BBC soap EastEnders has been working closely with suicide charity Samaritans on an upcoming storyline focussed on Mick Carter (Danny Dyer) and his mental health, the broadcaster has announced.
The storyline, which has built up over the last few months, will see Mick contemplate taking his own life on New Year’s Eve following the arrival of his sexual abuser, Katy Lewis (Simone Labhib), in Walford.
Viewers have recently seen the character, who first appeared on the BBC’s long running soap in 2013, experience panic attacks, become increasingly despondent and alienate his family as he struggles to process the sexual abuse he suffered as a child.

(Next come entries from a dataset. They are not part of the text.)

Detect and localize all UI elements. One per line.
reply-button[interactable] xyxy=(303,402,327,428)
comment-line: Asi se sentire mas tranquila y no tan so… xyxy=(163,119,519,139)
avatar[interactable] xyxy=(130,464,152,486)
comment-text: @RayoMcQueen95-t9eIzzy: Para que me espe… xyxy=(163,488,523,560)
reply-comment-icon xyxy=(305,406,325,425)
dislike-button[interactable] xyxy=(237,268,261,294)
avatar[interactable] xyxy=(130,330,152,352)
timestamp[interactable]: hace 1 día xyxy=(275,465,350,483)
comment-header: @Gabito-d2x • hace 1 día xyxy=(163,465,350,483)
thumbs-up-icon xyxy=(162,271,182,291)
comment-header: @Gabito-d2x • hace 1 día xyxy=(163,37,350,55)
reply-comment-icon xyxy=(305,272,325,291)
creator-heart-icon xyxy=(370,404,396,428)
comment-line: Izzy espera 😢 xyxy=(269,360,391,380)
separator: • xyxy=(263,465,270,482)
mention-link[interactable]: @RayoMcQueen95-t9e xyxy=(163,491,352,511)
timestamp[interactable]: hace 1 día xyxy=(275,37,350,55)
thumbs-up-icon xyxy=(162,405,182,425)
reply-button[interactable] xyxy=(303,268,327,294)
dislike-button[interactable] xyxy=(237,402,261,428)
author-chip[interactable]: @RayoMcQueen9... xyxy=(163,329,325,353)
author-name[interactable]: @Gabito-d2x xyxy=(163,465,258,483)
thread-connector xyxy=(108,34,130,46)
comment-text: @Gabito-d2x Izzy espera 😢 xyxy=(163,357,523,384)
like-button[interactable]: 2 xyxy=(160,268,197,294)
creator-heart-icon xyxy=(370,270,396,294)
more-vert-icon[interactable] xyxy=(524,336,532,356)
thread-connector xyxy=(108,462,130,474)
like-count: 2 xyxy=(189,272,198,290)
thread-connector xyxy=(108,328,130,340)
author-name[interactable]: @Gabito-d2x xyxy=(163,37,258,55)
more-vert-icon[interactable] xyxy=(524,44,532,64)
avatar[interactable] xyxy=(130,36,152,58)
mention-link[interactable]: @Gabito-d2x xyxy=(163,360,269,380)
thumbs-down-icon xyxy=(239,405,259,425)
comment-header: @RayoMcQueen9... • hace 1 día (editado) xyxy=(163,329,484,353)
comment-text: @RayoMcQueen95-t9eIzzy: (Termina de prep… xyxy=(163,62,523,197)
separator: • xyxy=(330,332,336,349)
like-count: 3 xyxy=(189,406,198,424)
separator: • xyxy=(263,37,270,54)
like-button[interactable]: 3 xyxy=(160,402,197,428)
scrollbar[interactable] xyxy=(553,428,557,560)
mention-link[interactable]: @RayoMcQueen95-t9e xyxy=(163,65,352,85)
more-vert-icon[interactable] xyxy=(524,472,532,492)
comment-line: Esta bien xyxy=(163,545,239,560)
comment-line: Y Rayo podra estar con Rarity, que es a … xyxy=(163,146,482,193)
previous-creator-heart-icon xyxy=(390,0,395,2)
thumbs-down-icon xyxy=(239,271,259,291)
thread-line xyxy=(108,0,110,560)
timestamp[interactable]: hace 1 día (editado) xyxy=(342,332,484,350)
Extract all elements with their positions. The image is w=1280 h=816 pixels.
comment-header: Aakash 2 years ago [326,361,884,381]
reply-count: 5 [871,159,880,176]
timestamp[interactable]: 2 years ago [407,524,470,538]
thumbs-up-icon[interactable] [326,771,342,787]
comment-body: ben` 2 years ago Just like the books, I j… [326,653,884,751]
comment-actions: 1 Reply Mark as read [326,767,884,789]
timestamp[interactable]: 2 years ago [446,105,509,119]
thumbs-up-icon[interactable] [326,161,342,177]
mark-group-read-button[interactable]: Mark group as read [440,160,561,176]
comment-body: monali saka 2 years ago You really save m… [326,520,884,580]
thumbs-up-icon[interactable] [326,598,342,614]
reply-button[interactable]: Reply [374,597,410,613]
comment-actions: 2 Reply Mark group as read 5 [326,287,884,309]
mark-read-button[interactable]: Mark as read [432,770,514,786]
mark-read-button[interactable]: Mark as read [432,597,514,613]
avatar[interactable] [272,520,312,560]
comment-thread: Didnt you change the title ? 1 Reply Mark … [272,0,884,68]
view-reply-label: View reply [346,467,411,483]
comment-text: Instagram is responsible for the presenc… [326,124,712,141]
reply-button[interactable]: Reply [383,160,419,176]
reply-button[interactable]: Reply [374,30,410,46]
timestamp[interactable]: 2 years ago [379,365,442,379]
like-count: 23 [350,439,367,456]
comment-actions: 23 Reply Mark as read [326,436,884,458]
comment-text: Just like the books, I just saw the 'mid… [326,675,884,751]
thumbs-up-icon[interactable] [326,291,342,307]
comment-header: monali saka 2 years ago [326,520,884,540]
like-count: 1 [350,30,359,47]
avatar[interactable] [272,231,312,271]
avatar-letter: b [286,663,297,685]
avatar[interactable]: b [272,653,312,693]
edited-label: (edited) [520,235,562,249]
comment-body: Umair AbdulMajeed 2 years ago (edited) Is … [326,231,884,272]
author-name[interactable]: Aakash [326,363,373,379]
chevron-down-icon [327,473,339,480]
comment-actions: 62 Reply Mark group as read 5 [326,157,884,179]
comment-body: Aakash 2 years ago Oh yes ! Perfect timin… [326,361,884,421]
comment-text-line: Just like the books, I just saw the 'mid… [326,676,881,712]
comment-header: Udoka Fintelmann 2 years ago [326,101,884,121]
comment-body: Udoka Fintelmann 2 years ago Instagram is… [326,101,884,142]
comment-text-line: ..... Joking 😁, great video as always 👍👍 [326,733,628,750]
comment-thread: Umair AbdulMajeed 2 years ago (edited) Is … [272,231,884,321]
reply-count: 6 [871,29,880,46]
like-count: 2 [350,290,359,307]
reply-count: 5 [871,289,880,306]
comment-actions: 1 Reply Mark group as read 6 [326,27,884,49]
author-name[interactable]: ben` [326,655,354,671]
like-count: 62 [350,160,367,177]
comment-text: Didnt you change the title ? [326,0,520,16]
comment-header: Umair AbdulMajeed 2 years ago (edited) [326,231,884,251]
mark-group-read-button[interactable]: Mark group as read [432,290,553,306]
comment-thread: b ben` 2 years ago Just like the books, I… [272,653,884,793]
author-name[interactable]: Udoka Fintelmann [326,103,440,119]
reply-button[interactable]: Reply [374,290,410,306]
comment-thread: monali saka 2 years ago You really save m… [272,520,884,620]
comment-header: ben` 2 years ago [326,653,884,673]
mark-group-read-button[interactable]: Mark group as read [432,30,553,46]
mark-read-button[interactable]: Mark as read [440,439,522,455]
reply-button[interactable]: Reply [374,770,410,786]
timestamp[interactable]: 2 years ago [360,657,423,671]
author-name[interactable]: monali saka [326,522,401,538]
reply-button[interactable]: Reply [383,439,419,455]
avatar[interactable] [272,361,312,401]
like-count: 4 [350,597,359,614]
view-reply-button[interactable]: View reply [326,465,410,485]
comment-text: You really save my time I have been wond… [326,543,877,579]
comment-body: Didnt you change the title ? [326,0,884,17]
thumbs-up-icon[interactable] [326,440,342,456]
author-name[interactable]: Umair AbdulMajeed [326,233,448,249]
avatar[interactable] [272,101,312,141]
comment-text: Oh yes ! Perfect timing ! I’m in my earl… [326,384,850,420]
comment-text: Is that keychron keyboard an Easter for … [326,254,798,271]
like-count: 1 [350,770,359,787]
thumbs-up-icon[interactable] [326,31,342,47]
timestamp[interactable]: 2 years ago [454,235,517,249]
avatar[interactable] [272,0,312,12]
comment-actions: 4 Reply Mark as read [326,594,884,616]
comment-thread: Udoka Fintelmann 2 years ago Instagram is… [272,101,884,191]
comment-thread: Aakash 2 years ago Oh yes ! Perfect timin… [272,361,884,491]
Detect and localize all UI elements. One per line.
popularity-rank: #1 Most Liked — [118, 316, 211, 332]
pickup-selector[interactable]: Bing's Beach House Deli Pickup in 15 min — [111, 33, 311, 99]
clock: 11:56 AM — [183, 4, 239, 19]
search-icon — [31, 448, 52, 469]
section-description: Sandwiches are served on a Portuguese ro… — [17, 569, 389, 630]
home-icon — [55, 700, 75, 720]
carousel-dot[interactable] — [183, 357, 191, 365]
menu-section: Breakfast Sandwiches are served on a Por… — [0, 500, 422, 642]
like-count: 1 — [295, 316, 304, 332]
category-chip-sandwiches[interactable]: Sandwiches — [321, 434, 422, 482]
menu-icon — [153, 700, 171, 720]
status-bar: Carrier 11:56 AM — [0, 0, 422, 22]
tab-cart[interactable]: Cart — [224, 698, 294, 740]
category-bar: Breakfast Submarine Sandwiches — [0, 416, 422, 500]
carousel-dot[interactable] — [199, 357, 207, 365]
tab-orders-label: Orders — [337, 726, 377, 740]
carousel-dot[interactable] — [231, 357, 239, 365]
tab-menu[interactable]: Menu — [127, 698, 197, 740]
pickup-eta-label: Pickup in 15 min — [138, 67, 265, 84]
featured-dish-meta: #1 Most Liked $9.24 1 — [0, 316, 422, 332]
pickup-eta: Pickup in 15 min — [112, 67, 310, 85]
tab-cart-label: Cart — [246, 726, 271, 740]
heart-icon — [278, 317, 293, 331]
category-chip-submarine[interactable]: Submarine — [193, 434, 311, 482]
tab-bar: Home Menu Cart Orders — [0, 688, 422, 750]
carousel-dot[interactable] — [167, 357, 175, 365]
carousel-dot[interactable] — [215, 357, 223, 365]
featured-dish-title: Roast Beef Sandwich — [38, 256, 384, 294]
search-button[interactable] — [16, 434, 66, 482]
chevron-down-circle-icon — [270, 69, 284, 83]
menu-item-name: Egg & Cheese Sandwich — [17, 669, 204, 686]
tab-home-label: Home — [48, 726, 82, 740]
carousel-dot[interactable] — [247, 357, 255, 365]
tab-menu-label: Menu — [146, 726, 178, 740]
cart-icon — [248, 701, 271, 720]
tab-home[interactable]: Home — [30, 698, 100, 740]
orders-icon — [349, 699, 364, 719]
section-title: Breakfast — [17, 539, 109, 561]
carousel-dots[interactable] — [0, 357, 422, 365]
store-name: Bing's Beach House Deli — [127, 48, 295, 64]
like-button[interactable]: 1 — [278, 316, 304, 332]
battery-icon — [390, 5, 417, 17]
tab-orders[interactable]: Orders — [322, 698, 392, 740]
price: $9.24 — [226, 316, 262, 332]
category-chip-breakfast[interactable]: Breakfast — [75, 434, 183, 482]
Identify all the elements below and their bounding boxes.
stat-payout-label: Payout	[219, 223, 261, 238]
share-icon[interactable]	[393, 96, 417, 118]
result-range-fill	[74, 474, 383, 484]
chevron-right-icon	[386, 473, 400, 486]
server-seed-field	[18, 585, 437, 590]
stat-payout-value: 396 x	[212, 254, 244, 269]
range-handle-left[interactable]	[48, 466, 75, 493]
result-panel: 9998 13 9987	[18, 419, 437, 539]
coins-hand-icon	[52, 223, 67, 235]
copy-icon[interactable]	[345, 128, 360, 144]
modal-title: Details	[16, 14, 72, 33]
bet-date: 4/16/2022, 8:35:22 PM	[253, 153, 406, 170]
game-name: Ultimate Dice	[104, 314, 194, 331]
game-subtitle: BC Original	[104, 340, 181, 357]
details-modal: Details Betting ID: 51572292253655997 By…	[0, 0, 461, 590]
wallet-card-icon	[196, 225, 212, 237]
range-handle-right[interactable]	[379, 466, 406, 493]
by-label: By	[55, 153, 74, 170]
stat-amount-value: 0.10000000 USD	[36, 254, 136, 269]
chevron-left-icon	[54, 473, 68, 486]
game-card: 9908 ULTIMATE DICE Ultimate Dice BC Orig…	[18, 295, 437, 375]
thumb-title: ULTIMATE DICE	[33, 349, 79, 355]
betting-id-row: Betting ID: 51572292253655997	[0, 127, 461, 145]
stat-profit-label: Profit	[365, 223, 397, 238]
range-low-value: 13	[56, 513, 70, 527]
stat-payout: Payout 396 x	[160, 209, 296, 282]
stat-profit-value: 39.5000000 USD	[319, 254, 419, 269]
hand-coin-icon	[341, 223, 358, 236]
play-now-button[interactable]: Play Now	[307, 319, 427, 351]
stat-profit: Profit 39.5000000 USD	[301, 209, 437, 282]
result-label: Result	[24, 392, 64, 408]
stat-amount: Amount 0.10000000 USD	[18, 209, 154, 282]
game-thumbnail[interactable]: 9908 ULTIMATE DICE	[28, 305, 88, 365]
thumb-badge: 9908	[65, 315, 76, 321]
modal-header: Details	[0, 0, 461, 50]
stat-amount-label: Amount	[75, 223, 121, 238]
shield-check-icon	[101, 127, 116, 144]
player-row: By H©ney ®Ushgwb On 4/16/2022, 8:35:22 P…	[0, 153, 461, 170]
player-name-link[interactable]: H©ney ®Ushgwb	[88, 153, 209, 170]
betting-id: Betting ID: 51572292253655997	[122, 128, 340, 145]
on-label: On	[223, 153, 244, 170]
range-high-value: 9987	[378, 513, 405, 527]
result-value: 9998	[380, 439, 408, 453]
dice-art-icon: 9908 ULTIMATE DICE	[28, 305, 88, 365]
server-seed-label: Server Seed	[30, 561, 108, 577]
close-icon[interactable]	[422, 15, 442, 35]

Made worse by the show’s introduction of Katy – the care worker who sexually abused Mick when he was 12 – in November, Mick has since been overwhelmed by his past trauma as viewers have watched Katy try to distort his memories and convince him nothing happened.
“In the New Year’s Eve episode, things spiral further for Mick and feeling he has no one else to turn to, Mick contemplates taking his own life,” the BBC revealed.
Jon Sen, an executive producer of EastEnders, said in a statement that the story line is “such a vital one” for the soap to portray.
“We’ve worked closely with the NSPCC and Survivors UK since the inception of this story and as viewers have watched Mick struggle to come to terms with the truth of what happened to him as a child, we were determined to show the brutal reality and effects that abuse can cause.”
“Working with the Samaritans has been invaluable to ensure that Mick’s story is true to life and they’ve been a huge support, offering guidance throughout the process,” he added. “Danny gives an incredible performance and we hope his portrayal of Mick’s trauma will help dispel the stigma that survivors are often burdened with.”
Samaritans’ Media Advice Service lead Lorna Fraser added: “Suicide is not inevitable and just having someone there to listen, without judgement, can help save a life.”
“We have been pleased to work with EastEnders giving expert advice on Mick Carter’s story, as it’s a chance to explore some of the issues surrounding suicide in a sensitive and considered way. Responsible storylines can help start important conversations and encourage people to reach out for help.
“We would encourage any viewers who have been touched by this storyline to contact Samaritans. You don’t have to have reached crisis point to get in touch, sometimes it’s just a case of needing to talk concerns or worries through,” she said. “Whatever it may be, our amazing volunteers are always here to listen, day and night.”